See also my blog entry:
http://deathmatters.org/2010/funerals-cemeteries-speculations/damming-the-river-of-life
As an atheist, my view of the arrogance of most religions is confirmed by the Bishop’s comment: ‘For Christians, death is an intrinsic part of life itself.’ All humans surely recognise death as an intrinsic part of life. Nor am I surprised by the pseudo-theological squabbling and insults.
More valuable, I hope, are my interpretations of recent experiences.
My squash friend, Everton, was killed three weeks ago in a road accident. He was a healthy, fit and vibrant man.
I had no preparation for his death. Nor did his family, nor close friends. To trivialise his death by trying to celebrate his life, being positive, or ‘he’s gone to a better place’ nonsense would be an insult. The grief I am experiencing is amplified by the appalling sadness felt by his wife and two small sons.
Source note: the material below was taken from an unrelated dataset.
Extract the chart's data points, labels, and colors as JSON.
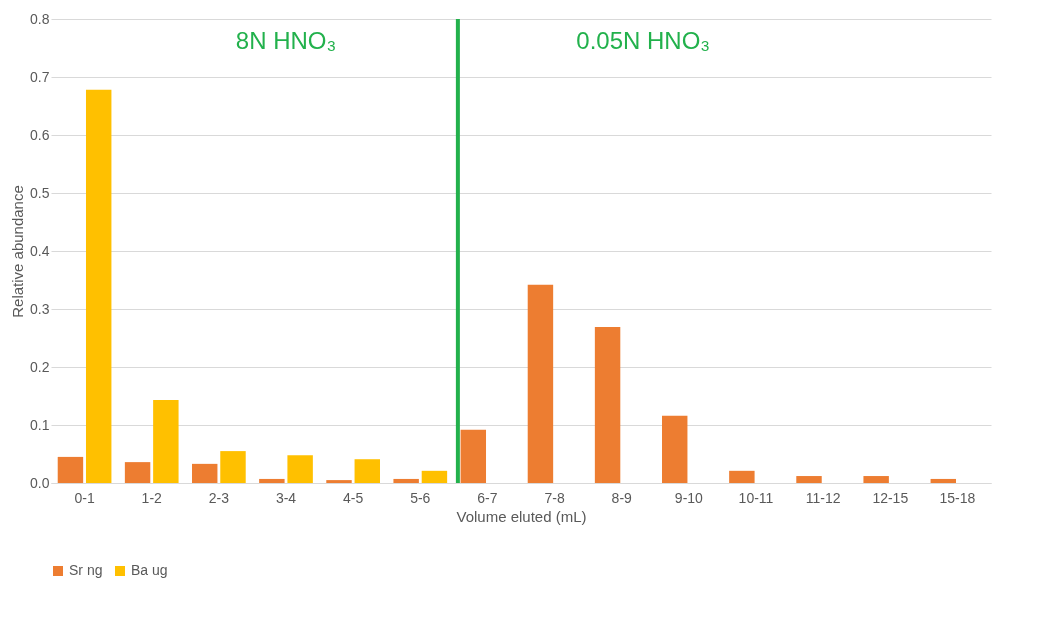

In this context I understand Jonathan’s moving comment, though I don’t think anybody close to Everton will be celebrating their grief.
My mother died two years ago. She was 83, and had been ill for several years. Her body slowly shrank, her light gradually dimmed, her life left her not at once, but imperceptibly and irreversibly.
And as her death was inevitable, so was the sadness felt by mother’s loved ones. I used this pre-death period to prepare myself and to grieve in shallower stages the better to deal with her passing when it duly came after three weeks in hospital when it was clear her deterioration was not going to be reversed.
The funeral was a dreary CoE cut and paste affair, the local FD did an excellent job as our family’s ‘agent’…not difficult as it was exactly the same procedure as they had done for years earlier.
Yet in a way, the inevitability of the funeral ritual was as reassuring as the inevitability of mother’s death. I knew what to expect, and that wasn’t a ‘celebration of life’ or being asked to turn up in colourful clothes and asked to write a little poem.
Looking at it like this was my way of handling my grief as my mother’s time on earth was coming to an end, and finally ended.
There was no real celebration of her life in the funeral…at the reception family and friends exchanged memories in an understandably downbeat way.
For many months before her death (and sometimes now after it), I remembered mother and sometimes cried, sometimes smiled. I wanted her funeral over and done with, as I had said my own farewells, rehearsed and emotionally sanitised for weeks beforehand.
In conclusion, we manage our grief in our own ways. When a life has run its full course it is easier to avoid the true pain of losing a loved one.
To lose a loved one, or a dear close friend, suddenly and early in their lives is a far more difficult and terrible situation to address.